We can’t allow ourselves to become complaisant like the Israelites in the wilderness after being freed from slavery. The Israelite got so comfortable with their former life of slavery that they would have rather gone back than allow God to transform their lives in freedom. The Israelites complained to Moses and Aaron “If only we have died by the hands of the Lord in Egypt, when we sat by the fleshpots and ate our fill of bread” (Exodus 16:3). They would have rather stayed in filth and mediocrity than have their lives changed. They were ready to choose mediocrity as opposed to intentionality.

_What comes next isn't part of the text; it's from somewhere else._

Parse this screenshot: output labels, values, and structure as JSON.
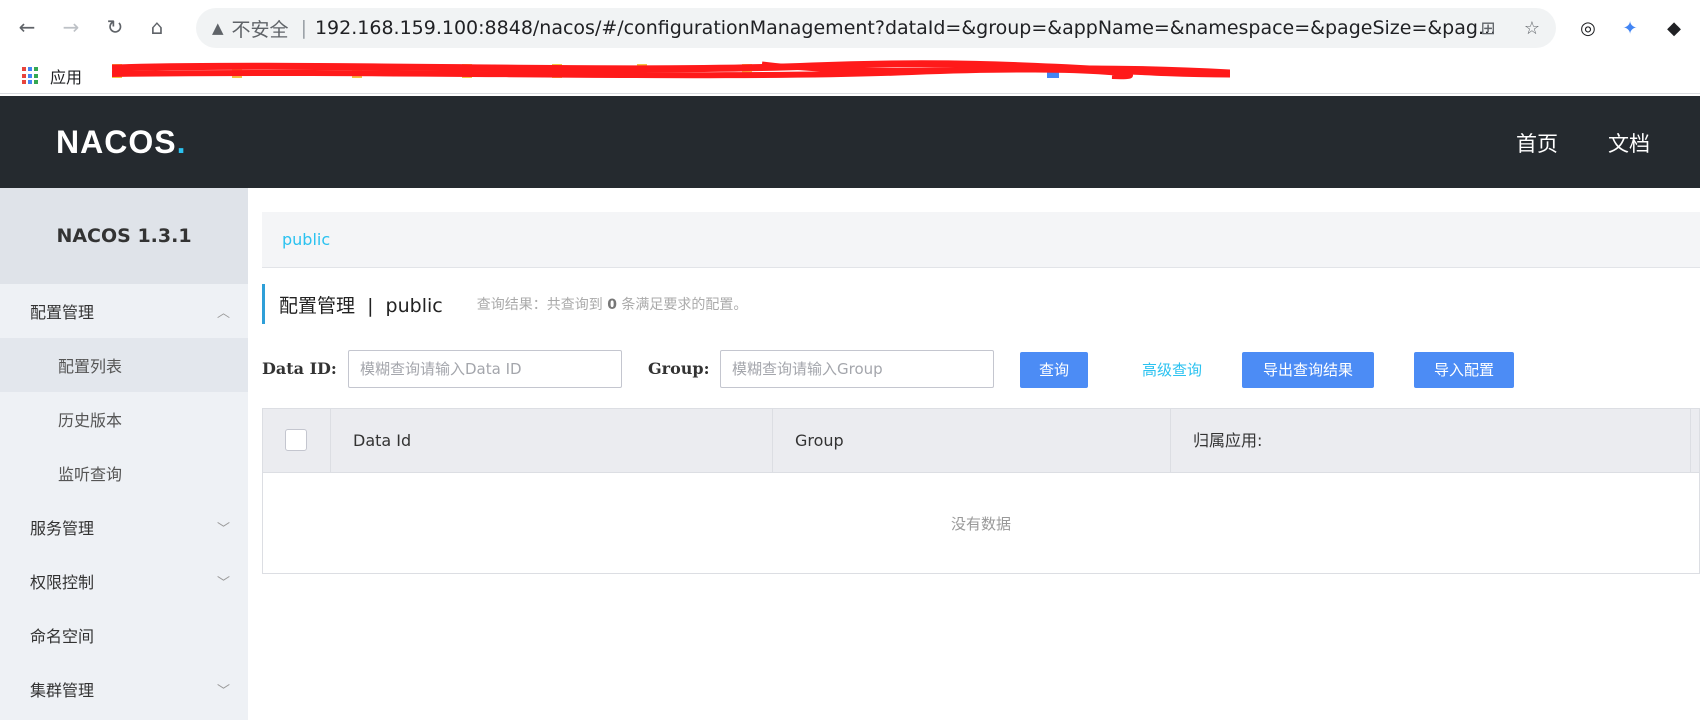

To live an intentional Christian life is to live a life of ongoing conversion into a more authentic and deeper relationship with Jesus. St. Paul writes to the Ephesians: “You were taught to put away your former way of life, your old self, corrupt and deluded by its lusts, and to be renewed in the spirit of your minds, and to clothe yourselves with the New Man, creating according to the likeness of God in true righteousness and holiness” (Ephesians 4:22-24). We have to make this effort daily. Every day when we step out of bed we have to commit to get one step closer to Jesus.

The Christian life is not a “to do list” that we check off items as we complete them. Anyone can do the Christian thing, but it takes special intentionality to live it.